"This is one of the first eras where men have to bring something to the dating and flirting table beyond the very fact of their being a male who is willing to date a women. Which means that they have to actually respond to women’s cues. They have to learn how to read women."
This is an absolute total lie. I'm surprised she can get away with writing this, considering people now have the history of world (and U.S. culture) at their fingertips via the Internet.
There was NEVER a time when men didn't have to bring something to the "dating and flirting table." NEVER.
Men had to have jobs. They had to earn a decent wage. They had to have a place in society. They had to look respectable. They had to be able to pay for dates.
When disease was rampant, they had to be healthy. In the South, they had to come from decent families.
The reason men have dating issues now is because the rules changed -- but only for women. This is part and parcel of our society today, which combines the worst elements of Christian chivalry and pop culture feminism.
Women are allowed to have a laundry list of criteria for men and that's called "standards." But when men have these criteria, it's called "bigotry" or "shaming."
An easy way to expose this is to go on any dating site. All of them allow women to demand specific heights, salaries, and education for men. But if you're a man and
expect women to be a certain weight or you express "incorrect" political views, you get banned from the dating site.
Finally, the issue of "nice guys" is so wrongheaded it's mind-boggling. What's the other option? Being a bastard?
Anyone who has to navigate domestic life knows that the quickest ticket to divorce is to pair up with someone who is difficult and argumentative. No matter what feminists claim, that's the opposite of "nice."
If the entire world was composed of "bad-asses" and "bad boys" instead of nice guys, you'd get a dysfunctional culture. You'd get war.

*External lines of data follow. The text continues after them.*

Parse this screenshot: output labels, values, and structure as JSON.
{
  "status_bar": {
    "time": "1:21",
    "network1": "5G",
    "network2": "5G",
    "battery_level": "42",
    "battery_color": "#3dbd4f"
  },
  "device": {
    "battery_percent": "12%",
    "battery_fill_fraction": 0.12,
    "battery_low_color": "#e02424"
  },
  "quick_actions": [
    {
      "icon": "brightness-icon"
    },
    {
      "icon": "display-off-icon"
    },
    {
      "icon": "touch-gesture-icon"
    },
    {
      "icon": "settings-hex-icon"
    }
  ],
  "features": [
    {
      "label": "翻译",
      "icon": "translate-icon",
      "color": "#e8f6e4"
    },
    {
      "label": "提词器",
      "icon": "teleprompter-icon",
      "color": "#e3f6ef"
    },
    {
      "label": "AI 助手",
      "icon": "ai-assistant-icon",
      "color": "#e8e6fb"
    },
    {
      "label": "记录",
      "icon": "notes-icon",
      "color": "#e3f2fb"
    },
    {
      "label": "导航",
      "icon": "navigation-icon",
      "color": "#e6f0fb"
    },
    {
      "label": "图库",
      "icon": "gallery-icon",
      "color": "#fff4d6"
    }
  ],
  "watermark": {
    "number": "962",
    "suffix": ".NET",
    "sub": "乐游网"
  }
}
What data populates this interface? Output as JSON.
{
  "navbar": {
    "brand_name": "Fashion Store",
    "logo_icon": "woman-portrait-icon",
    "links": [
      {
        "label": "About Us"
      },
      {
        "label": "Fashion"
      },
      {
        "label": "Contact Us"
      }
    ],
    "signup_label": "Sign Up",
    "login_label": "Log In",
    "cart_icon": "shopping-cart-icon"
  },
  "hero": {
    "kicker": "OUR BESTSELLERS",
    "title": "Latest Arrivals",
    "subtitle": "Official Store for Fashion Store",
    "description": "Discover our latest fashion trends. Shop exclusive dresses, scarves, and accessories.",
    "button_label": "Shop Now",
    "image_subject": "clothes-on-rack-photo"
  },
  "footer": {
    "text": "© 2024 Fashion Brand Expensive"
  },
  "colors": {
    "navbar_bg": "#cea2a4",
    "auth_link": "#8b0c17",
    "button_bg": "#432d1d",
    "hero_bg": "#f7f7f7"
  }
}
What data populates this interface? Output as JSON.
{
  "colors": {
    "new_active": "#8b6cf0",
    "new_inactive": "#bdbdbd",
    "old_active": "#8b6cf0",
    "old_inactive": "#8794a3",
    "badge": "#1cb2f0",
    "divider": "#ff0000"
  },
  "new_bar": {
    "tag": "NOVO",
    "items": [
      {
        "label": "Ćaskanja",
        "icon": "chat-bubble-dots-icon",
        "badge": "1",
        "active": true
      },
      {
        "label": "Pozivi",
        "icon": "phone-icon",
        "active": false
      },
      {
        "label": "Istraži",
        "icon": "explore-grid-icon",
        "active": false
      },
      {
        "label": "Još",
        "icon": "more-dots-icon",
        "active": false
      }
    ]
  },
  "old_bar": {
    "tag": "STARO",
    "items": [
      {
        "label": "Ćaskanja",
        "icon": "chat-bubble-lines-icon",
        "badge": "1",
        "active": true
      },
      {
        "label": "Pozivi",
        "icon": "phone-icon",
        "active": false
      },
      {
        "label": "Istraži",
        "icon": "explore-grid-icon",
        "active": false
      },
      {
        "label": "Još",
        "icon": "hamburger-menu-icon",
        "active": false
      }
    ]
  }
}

You'd get the Third World. This is the endgame of feminism.
And I don't want to hear about how awful nice guys are. Back in the 1940s and a few decades after that, men were expected to be nice and polite. If you put today's "bad boy" back in that culture, he'd be laughed at as a coarse, inarticulate reject.
Ironically, it looks like she married the ultimate "nice guy." So that alone should disqualify everything she says.
I'd love to meet the parents who are raising daughters to write articles like this. Or is it the colleges that are warping their minds?